• Insurgent Feminisms: Writing War, (Zubaan) edited by Bhakti Shringarpure and Veruska Cantelli, brings together a decade of war writing published in Warscapes magazine through the lens of gender. Comprising, reportage, fiction, memoir, poetry and conversations from over 60 writers, it includes contributions by Suchitra Vijayan and Uzma Falak among others.
  • Rose, jasmine, sandalwood, saffron – Divrina Dhingra delves into India’s contemporary perfume trade by tracing aromatic ingredients and their journey to becoming a perfume in The Perfume Project (Westland Books). “I witnessed chemistry in fascinating action,” she writes, and the imprecise, messy universe of people, lands and stories that make up the Indian perfume industry.

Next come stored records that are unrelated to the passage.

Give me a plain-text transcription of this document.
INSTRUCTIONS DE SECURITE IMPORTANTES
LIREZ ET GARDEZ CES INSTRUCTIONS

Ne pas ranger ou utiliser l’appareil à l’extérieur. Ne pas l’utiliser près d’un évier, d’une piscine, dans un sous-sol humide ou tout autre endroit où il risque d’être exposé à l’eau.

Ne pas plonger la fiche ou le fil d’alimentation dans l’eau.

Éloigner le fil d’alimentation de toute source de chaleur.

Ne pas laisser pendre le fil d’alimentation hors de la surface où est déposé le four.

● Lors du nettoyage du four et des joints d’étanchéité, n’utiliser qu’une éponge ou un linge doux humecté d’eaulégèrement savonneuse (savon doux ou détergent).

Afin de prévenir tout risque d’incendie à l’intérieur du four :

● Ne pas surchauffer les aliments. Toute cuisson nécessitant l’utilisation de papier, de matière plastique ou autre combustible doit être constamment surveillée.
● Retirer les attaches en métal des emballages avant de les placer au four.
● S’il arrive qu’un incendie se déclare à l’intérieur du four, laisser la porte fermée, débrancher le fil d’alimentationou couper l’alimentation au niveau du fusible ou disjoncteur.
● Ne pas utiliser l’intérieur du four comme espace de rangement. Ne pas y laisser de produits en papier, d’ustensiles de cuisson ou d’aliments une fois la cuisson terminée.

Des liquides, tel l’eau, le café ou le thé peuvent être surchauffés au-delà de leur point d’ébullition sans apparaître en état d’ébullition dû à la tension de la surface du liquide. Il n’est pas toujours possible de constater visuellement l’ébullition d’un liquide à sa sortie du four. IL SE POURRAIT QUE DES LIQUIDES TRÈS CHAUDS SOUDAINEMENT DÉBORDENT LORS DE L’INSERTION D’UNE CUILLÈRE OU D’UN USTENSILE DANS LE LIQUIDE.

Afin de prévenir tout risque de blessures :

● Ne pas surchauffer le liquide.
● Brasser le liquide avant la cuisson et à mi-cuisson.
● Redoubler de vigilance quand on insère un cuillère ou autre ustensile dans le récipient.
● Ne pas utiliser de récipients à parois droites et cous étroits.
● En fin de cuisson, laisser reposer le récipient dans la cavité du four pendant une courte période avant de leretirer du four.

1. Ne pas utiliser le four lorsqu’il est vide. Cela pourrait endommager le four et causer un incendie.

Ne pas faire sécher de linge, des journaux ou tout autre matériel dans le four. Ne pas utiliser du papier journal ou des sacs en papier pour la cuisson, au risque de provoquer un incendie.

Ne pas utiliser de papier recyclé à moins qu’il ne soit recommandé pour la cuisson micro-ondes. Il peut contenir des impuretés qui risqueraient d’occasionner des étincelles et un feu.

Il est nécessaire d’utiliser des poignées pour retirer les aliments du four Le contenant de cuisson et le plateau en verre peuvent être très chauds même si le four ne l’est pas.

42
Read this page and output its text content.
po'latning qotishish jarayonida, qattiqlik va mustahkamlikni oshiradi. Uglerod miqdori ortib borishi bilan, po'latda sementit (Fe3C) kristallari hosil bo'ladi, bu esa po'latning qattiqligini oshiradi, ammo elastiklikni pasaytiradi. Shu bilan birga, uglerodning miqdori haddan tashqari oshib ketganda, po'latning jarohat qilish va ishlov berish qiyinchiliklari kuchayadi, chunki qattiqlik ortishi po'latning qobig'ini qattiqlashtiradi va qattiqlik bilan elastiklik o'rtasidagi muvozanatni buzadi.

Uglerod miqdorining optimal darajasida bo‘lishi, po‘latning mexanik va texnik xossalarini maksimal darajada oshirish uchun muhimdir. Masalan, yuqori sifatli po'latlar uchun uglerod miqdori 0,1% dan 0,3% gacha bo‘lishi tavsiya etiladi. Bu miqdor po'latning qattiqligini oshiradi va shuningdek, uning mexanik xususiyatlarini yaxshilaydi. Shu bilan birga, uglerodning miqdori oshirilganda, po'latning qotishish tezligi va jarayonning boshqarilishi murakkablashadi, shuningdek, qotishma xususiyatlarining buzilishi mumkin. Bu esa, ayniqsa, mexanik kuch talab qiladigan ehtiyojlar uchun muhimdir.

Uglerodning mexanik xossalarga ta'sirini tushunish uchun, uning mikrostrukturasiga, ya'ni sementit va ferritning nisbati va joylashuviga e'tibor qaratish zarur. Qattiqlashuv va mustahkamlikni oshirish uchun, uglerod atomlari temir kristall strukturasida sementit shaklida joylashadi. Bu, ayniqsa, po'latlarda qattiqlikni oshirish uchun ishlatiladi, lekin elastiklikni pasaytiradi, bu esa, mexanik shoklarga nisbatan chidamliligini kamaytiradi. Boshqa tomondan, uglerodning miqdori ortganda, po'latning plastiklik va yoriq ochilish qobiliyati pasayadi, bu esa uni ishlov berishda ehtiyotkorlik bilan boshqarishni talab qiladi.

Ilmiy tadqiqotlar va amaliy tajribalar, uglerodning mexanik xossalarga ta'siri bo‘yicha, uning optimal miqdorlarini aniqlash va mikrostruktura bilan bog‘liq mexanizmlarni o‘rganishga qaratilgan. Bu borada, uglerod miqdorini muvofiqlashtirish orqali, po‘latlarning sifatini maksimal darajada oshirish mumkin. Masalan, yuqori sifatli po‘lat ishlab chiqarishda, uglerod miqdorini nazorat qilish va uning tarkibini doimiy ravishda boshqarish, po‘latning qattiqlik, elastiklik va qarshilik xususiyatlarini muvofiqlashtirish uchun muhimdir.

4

  • Six years after three girls disappear from school, a journalist goes to the scene of the crime to find out what happened in Atharva Pandit’s Hurda (Bloomsbury). What emerges is the portrait of a society steeped in misogyny, and an examination of what women’s lives are worth.
  • The plot in Teju Cole’s Tremor (Faber & Faber) revolves around Tunde, and the many places and times of his life. From his West African upbringing to being a photography teacher on a renowned new England campus, Tunde’s many world are refracted from his own, personal lens.